# Prove that every finite group of order larger than 2 has more than two irreducible complex representations. [closed]

prove that every finite group of order larger than 2 has more than two irreducible complex representations. could anyone give me a hint on how to solve this please?

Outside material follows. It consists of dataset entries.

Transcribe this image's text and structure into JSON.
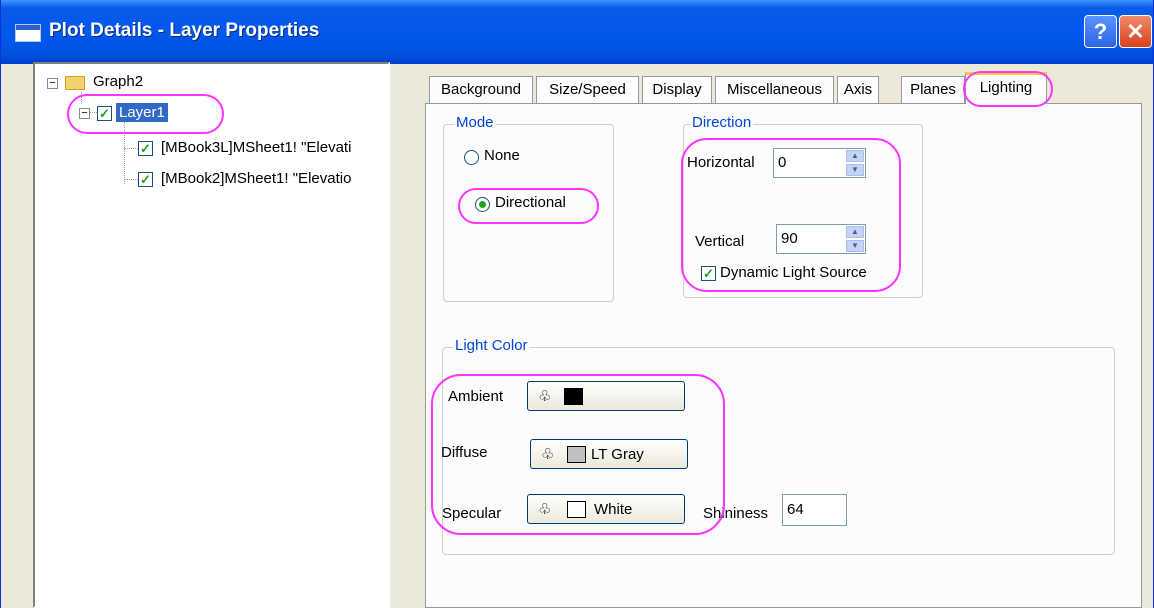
{
  "window": {
    "title": "Plot Details - Layer Properties"
  },
  "tree": {
    "root": "Graph2",
    "layer": "Layer1",
    "plots": [
      "[MBook3L]MSheet1! \"Elevati",
      "[MBook2]MSheet1! \"Elevatio"
    ]
  },
  "tabs": [
    "Background",
    "Size/Speed",
    "Display",
    "Miscellaneous",
    "Axis",
    "Planes",
    "Lighting"
  ],
  "active_tab": "Lighting",
  "mode": {
    "legend": "Mode",
    "none_label": "None",
    "directional_label": "Directional",
    "selected": "Directional"
  },
  "direction": {
    "legend": "Direction",
    "horizontal_label": "Horizontal",
    "horizontal_value": "0",
    "vertical_label": "Vertical",
    "vertical_value": "90",
    "dynamic_label": "Dynamic Light Source",
    "dynamic_checked": true
  },
  "light_color": {
    "legend": "Light Color",
    "ambient_label": "Ambient",
    "ambient_color": "#000000",
    "ambient_text": "",
    "diffuse_label": "Diffuse",
    "diffuse_color": "#c0c0c0",
    "diffuse_text": "LT Gray",
    "specular_label": "Specular",
    "specular_color": "#ffffff",
    "specular_text": "White",
    "shininess_label": "Shininess",
    "shininess_value": "64"
  },
  "colors": {
    "highlight": "#ff33ff",
    "title_bar": "#0058ee",
    "group_legend": "#0046d5",
    "selection": "#316ac5"
  }
}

• Are you aware that the number of irreducible complex representations of a finite group is equal to the number of conjugacy classes? – Ethan Alwaise Mar 9 at 7:15
• yes I know this @EthanAlwaise – Secretly Mar 9 at 8:21

Let $$G$$ be a finite group of order $$n$$ with conjugacy classes $$C_1,\ldots,C_k$$. Then $$\vert C_i \vert$$, the order of the conjugacy class $$C_i$$, divides $$n$$. The conjugacy classes also partition $$G$$, so we have $$\vert C_1 \vert + \cdots + \vert C_k \vert = n.$$ Since the number of irreducible complex representations of $$G$$ is equal to $$k$$, if $$G$$ has less than three irreducible complex representations, then $$k \leq 2$$. So either $$k = 1$$ which implies $$G$$ is trivial, or $$k = 2$$ and we get the equation $$\vert C_1 \vert + \vert C_2 \vert = n.$$ However, one of the conjugacy classes, WLOG $$C_1$$, is the class of the identity and thus has size $$1$$. So we have the equation $$1 + \vert C_2 \vert = n,$$ hence $$\vert C_2 \vert = n - 1$$. The only $$n$$ for which $$n - 1$$ divides $$n$$ is $$n = 2$$, so $$G$$ is the cyclic group of order two.